If you are not quite sure what annuity is, just think of it as a series of payment where an institution such as an insurance company gives the client, in this case called the annuitant, an agreed sum of money at regular intervals. This series of payments occur over a fixed and pre-arranged time period by both the company and the annuitant. Most of the time, the payments are done on a monthly basis but can also be quarterly, semi-annually or yearly.
Why Should Anybody Buy Annuities?
Annuities or annuity payments are being transacted between an institution, mostly insurance companies and a client, which may include retirees and other people who wish to invest their money and secure post-retirement benefits for themselves. There are many advantages of annuity investments but the most obvious reason why most people buy annuities is that annuity programs are the easiest ways to assure your future especially after retirement.
You might argue that there are many post-retirement programs with benefits that are sponsored by the employers, but some of these programs are subjected to time limitations as well as levels of contribution. With annuities, the investor can enjoy contracts that are tax-free and flexible choices of amounts to invest.

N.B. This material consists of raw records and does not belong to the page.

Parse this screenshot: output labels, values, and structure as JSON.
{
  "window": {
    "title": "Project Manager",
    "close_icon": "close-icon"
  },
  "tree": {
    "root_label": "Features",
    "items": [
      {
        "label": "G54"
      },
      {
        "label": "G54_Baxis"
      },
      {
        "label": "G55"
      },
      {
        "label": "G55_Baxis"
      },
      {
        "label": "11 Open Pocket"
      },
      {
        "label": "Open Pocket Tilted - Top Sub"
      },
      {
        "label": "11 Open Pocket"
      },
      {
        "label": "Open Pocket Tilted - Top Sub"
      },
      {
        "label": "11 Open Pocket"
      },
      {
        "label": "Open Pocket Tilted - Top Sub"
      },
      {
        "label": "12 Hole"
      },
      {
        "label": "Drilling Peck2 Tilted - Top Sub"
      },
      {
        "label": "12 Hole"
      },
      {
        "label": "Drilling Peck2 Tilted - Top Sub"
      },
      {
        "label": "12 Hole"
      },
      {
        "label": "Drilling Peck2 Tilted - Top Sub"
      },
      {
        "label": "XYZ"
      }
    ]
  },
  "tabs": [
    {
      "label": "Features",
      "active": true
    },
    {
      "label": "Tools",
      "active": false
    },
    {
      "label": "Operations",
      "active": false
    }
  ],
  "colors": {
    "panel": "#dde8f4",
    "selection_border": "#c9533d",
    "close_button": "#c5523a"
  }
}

Annuity programs are usually sold by licensed agents and the insurance companies that honor annuity programs are under the insurance commission laws of each state. Annuities are secured because even if your partner insurance company goes bankrupt, there are other licensed companies that will honor your previous contract with the defunct insurance company. This will ensure that you will never lose any of your invested money even if your chosen insurance company becomes non-operational.
Different Types of Annuities
In general, there are two kinds of annuity payments - the annuities due and the ordinary annuities. The ordinary annuity payment programs involve payments at the end of every specified period until the agreed maturity period. A clear example of the ordinary annuity payment process is when the buyers are paid with coupon interest payments by the sellers at the end of every three or six months.
Annuity due is different in such a way that the annuity payments are made at the beginning of each agreed period. It works a lot like rent payments where boarders pay to the landlords or landlady before each month of residence or occupancy.
There are so many other types of annuities whose nature depends on the preference of the investor and the programs that insurance companies offer. There are annuities where the annuitant receives payment only for a fixed period of time while there is also a form of annuity where the payments are continued even after the annuitant's death.